Kids with underlying illnesses 'more vulnerable' to severe COVID-19 -- expert
Kids with underlying medical illnesses are "more vulnerable" to severe coronavirus disease (COVID-19), an infectious disease expert said Tuesday, Aug. 10.

In an interview with CNN Philippines, Pediatric Infectious Diseases Society of the Philippines (PIDSP) President Dr. Mary Ann Bunyi also said that infants are more vulnerable to severe COVID-19.
"According to international data, infants have slightly higher risk of developing severe COVID, even children with underlying medical illnesses, they can also have more severe COVID-19 compared to the general pediatric population," Bunyi said in Filipino.

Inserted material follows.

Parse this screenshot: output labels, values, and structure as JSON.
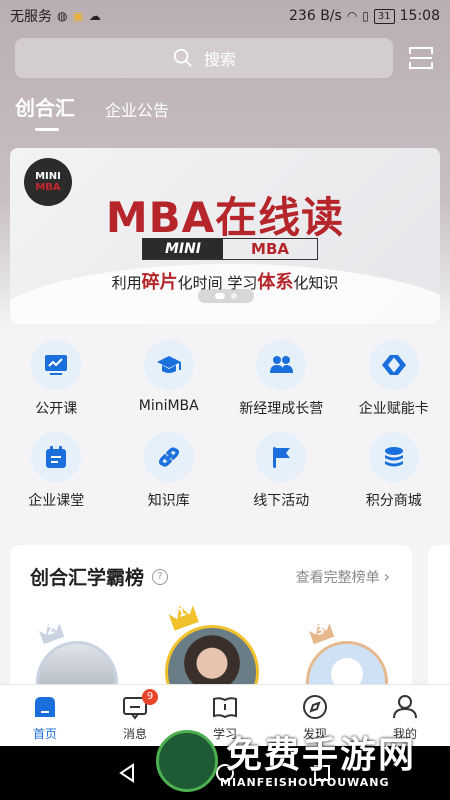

"When you have an underlying medical illness, your immune system cannot fight off viruses properly. In infants, their immune system is still immature to fight off the virus, that's why they are the ones most affected by severe COVID-19," she explained.
However, Bunyi noted that severe COVID-19 is "very seldom" in the general pediatric population.

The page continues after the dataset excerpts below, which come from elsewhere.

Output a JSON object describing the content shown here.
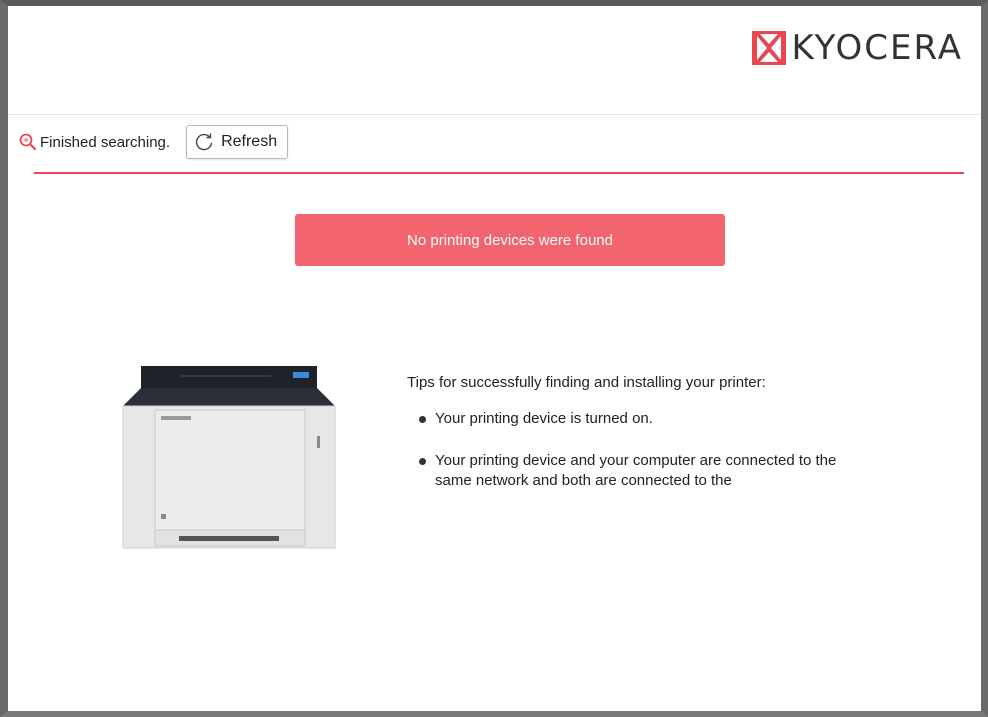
{
  "brand": {
    "name": "KYOCERA",
    "colors": {
      "red": "#e8474f",
      "banner": "#f2646e"
    }
  },
  "search": {
    "status": "Finished searching.",
    "refresh_label": "Refresh"
  },
  "alert": {
    "message": "No printing devices were found"
  },
  "tips": {
    "title": "Tips for successfully finding and installing your printer:",
    "items": [
      {
        "text": "Your printing device is turned on."
      },
      {
        "text": "Your printing device and your computer are connected to the same network and both are connected to the"
      }
    ]
  },
  "icons": {
    "logo": "kyocera-logo-icon",
    "search": "search-status-icon",
    "refresh": "refresh-icon",
    "printer": "printer-illustration"
  }
}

"COVID-19 still affects the adult population more because children are not the primary target of COVID-19, because if we will notice in the general pediatric population, either their symptoms are mild or they exhibit no symptoms at all," she added.
On Tuesday, the Pediatric Society of the Philippines and PIDSP urged the adult members of the family to get vaccinated against COVID-19 to protect kids from the viral illness.
Bunyi stressed that vaccinating adult households "indirectly" protects children who cannot be vaccinated yet.